Nun also geht es um Brechts Literaturproduktion und um seine wichtigste Mitarbeiterin, Elisabeth Hauptmann. Von 1925 an arbeitete sie - mit einigen Unterbrechungen - mit Brecht und für sein Werk. Sie tippte seine Manuskripte, sie übersetzte für ihn Kurzgeschichten und Stücke; sie lieferte ihm Anregungen, von der "Bettleroper" bis zu den japanischen No-Spielen. Wieweit sie selbst Texte, auch endgültige, beisteuerte, ist allerdings schwer zu klären. Nach Brechts Tod 1958 kümmerte sich Elisabeth Hauptmann um die Herausgabe seiner Werke und galt In der DDR als Vorbild für den Umgang mit dem Meister. Der Brecht-Forscher Werner Hecht lobte sie dafür mit dem Satz: "Elisabeth Hauptmann beschämt alle, die von Brecht sprechend, zu sehr von sich sprechen."
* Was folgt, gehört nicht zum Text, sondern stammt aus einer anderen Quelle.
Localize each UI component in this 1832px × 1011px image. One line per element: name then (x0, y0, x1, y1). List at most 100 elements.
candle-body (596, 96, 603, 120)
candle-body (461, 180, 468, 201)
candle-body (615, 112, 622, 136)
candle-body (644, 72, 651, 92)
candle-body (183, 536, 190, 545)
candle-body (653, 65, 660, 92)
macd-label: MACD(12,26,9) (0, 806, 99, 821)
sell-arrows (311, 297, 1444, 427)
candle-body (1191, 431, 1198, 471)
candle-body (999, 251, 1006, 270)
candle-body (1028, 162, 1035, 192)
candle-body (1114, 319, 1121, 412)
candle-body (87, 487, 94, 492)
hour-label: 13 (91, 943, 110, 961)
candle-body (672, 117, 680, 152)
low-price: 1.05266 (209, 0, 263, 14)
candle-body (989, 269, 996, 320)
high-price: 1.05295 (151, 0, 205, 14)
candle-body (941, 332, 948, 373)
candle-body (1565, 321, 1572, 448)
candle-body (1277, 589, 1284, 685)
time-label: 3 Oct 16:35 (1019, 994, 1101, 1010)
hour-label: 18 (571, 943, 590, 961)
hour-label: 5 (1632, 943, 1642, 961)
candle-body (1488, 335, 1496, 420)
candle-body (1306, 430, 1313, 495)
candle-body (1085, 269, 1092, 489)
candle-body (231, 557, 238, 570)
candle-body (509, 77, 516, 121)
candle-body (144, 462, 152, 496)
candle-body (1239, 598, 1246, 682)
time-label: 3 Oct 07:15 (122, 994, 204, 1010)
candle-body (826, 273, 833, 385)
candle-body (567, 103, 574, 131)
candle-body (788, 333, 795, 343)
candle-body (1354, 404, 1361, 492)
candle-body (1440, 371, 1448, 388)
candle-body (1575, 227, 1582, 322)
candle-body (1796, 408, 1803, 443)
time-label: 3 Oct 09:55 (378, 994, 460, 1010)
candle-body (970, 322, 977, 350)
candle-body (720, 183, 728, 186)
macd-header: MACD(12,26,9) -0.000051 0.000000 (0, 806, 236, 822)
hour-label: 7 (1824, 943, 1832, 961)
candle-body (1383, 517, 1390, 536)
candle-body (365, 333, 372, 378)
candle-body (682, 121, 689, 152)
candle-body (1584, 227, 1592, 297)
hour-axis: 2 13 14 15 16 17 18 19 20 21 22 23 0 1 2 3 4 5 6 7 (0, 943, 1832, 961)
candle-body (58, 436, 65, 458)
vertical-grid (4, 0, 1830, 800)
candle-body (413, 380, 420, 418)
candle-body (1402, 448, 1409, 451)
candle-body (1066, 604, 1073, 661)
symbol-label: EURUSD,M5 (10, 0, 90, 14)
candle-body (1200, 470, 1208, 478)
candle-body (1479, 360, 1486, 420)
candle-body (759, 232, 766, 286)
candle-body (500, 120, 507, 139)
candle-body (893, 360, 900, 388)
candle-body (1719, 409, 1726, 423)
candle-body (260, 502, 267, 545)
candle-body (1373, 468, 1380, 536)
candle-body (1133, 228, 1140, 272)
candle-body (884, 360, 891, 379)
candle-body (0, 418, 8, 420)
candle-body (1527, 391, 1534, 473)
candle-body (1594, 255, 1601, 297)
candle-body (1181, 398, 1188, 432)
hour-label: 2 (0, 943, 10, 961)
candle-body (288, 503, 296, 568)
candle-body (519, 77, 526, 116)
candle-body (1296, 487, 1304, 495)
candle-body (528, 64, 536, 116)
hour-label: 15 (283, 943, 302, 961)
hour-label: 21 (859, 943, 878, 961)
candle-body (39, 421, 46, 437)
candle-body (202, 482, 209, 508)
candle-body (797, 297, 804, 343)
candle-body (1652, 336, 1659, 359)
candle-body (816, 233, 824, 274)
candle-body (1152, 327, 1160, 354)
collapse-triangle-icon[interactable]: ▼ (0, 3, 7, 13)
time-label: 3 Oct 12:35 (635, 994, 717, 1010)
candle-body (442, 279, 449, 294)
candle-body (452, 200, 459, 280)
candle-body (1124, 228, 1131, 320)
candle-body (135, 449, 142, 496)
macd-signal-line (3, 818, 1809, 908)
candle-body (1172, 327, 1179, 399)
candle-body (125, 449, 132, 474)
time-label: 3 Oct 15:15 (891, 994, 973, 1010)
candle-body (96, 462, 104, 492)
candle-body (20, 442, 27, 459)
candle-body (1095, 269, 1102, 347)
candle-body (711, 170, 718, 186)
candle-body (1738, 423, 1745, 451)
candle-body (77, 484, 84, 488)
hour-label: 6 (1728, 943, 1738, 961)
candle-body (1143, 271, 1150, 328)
So dauerte es auch lange, bis es jemand wagte, von Elisabeth Hauptmann zu sprechen. Sie starb 1973; erst 1992 erschien die erste Publikation über sie: "Prima inter pares. Elisabeth Hauptmann, die Mitarbeiterin Bertolt Brechts", von Astrid Horst. 1995 folgte eine Arbeit der amerikanischen Germanistin Paula Hannsen. Gegen diese beiden Autorinnen und natürlich gegen die Angriffe von John Fuegi - ist Sabine Kebirs neues Buch gerichtet.
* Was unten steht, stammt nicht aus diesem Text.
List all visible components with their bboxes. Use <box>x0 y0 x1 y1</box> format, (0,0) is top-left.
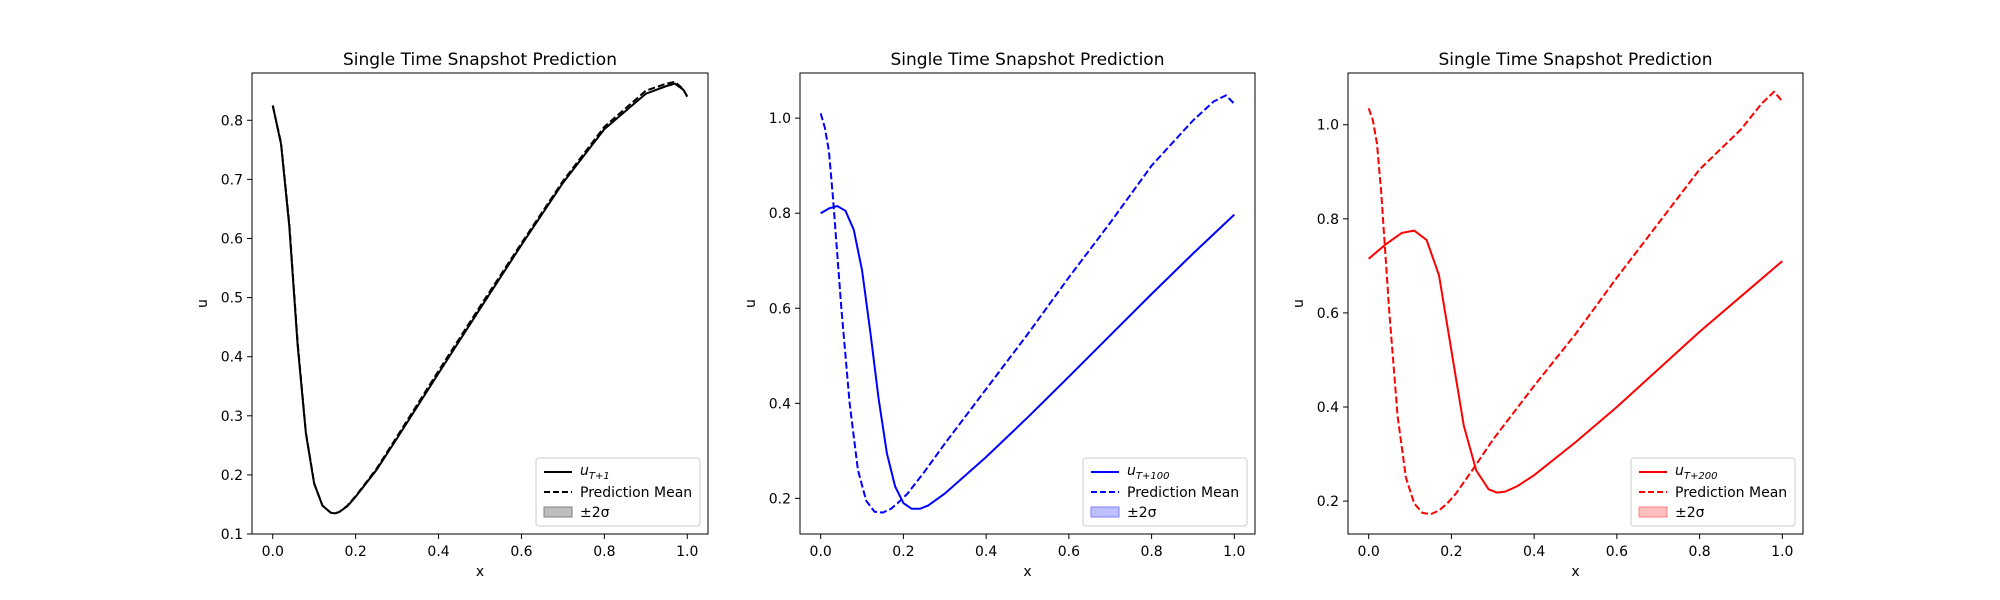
chart-panel-2: 0.0 0.2 0.4 0.6 0.8 1.0 0.2 0.4 0.6 0.8 1.0 Single … <box>743 50 1256 580</box>
legend-label-mean: Prediction Mean <box>1675 485 1787 501</box>
axes-frame <box>251 72 709 535</box>
x-tick-label: 0.2 <box>345 544 367 560</box>
x-tick-label: 0.6 <box>1058 544 1080 560</box>
legend-label-band: ±2σ <box>1127 505 1157 521</box>
y-tick-label: 0.7 <box>221 172 243 188</box>
y-tick-label: 0.3 <box>221 409 243 425</box>
legend-swatch-band <box>1090 506 1120 518</box>
y-tick-label: 0.8 <box>221 113 243 129</box>
legend-swatch-band <box>1638 506 1668 518</box>
y-tick-label: 0.4 <box>221 350 243 366</box>
legend: uT+100 Prediction Mean ±2σ <box>1082 457 1248 527</box>
prediction-mean-line <box>271 80 689 515</box>
y-tick-label: 0.4 <box>769 396 791 412</box>
legend-label-true-main: u <box>1127 463 1136 479</box>
legend-label-true-main: u <box>580 463 589 479</box>
legend-label-true: uT+1 <box>580 463 610 482</box>
legend-box <box>1082 457 1248 527</box>
x-tick-label: 0.4 <box>975 544 997 560</box>
y-tick-label: 0.2 <box>769 491 791 507</box>
y-tick-label: 0.8 <box>769 206 791 222</box>
x-tick-label: 0.0 <box>810 544 832 560</box>
axes-frame <box>1347 72 1804 535</box>
chart-panel-3: 0.0 0.2 0.4 0.6 0.8 1.0 0.2 0.4 0.6 0.8 1.0 Single … <box>1291 50 1804 580</box>
prediction-mean-line <box>1367 90 1784 516</box>
y-axis-label: u <box>743 299 759 308</box>
x-tick-label: 0.2 <box>1440 544 1462 560</box>
true-solution-line <box>1368 229 1783 494</box>
true-solution-line <box>271 82 689 515</box>
prediction-mean-line <box>819 94 1236 514</box>
legend-label-true: uT+100 <box>1127 463 1169 482</box>
x-axis-label: x <box>1571 564 1579 580</box>
x-tick-label: 0.8 <box>1140 544 1162 560</box>
legend-label-true-sub: T+1 <box>589 471 610 482</box>
x-tick-label: 0.4 <box>1523 544 1545 560</box>
legend: uT+200 Prediction Mean ±2σ <box>1630 457 1796 527</box>
y-tick-label: 0.6 <box>1317 306 1339 322</box>
x-tick-label: 0.8 <box>593 544 615 560</box>
legend-label-true: uT+200 <box>1675 463 1717 482</box>
x-tick-label: 0.2 <box>892 544 914 560</box>
y-tick-label: 0.8 <box>1317 212 1339 228</box>
x-tick-label: 0.4 <box>427 544 449 560</box>
x-tick-label: 0.6 <box>510 544 532 560</box>
legend-label-true-main: u <box>1675 463 1684 479</box>
x-axis-label: x <box>476 564 484 580</box>
axes-frame <box>799 72 1256 535</box>
x-tick-label: 0.8 <box>1688 544 1710 560</box>
x-tick-label: 0.0 <box>262 544 284 560</box>
legend-label-band: ±2σ <box>1675 505 1705 521</box>
y-tick-label: 0.4 <box>1317 400 1339 416</box>
legend-label-true-sub: T+100 <box>1136 471 1170 482</box>
legend-label-mean: Prediction Mean <box>580 485 692 501</box>
y-tick-label: 0.1 <box>221 527 243 543</box>
legend-label-mean: Prediction Mean <box>1127 485 1239 501</box>
x-tick-label: 1.0 <box>1223 544 1245 560</box>
y-axis-label: u <box>195 299 211 308</box>
chart-title: Single Time Snapshot Prediction <box>890 50 1164 70</box>
x-tick-label: 0.6 <box>1606 544 1628 560</box>
y-tick-label: 0.5 <box>221 291 243 307</box>
y-tick-label: 1.0 <box>1317 118 1339 134</box>
chart-title: Single Time Snapshot Prediction <box>343 50 617 70</box>
y-tick-label: 0.6 <box>769 301 791 317</box>
x-tick-label: 0.0 <box>1358 544 1380 560</box>
legend-label-band: ±2σ <box>580 505 610 521</box>
y-tick-label: 0.2 <box>1317 494 1339 510</box>
legend-label-true-sub: T+200 <box>1684 471 1718 482</box>
true-solution-line <box>820 204 1236 510</box>
legend: uT+1 Prediction Mean ±2σ <box>535 457 701 527</box>
legend-box <box>535 457 701 527</box>
x-tick-label: 1.0 <box>1771 544 1793 560</box>
legend-swatch-band <box>543 506 573 518</box>
chart-panel-1: 0.0 0.2 0.4 0.6 0.8 1.0 0.1 0.2 0.3 0.4 0.5 0.6 0.7 0… <box>195 50 709 580</box>
y-tick-label: 1.0 <box>769 111 791 127</box>
x-tick-label: 1.0 <box>676 544 698 560</box>
chart-title: Single Time Snapshot Prediction <box>1438 50 1712 70</box>
legend-box <box>1630 457 1796 527</box>
y-tick-label: 0.6 <box>221 231 243 247</box>
x-axis-label: x <box>1023 564 1031 580</box>
y-axis-label: u <box>1291 299 1307 308</box>
y-tick-label: 0.2 <box>221 468 243 484</box>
Wiederum ist Brecht für sie mehr als nur ein akzeptabler Mann. Er sei ein Autor gewesen, der gerne im Kollektiv arbeitete, dem es um die Sache ging und nicht um sein persönliches Werk, und der darum Menschen zu faszinieren vermochte. Nicht nur Frauen, das ist Sabine Kebirs vielleicht gewichtigster Einwand, und das Gewicht besteht in einem Bild. Im Buch ist nämlich ein Foto wiedergegeben, das Emil Hesse-Burri zeigt, wie er begeistert in eine Schreibmaschine tippt, neben ihm Brecht, der offensichtlich diktiert. Auch Emil Burri ist an der Arbeit zu mehreren Stücken Brechts beteiligt gewesen; daneben schrieb er - wie Elisabeth Hauptmann - eigene Kurzgeschichten und Hörspiele, später Filmdrehbücher.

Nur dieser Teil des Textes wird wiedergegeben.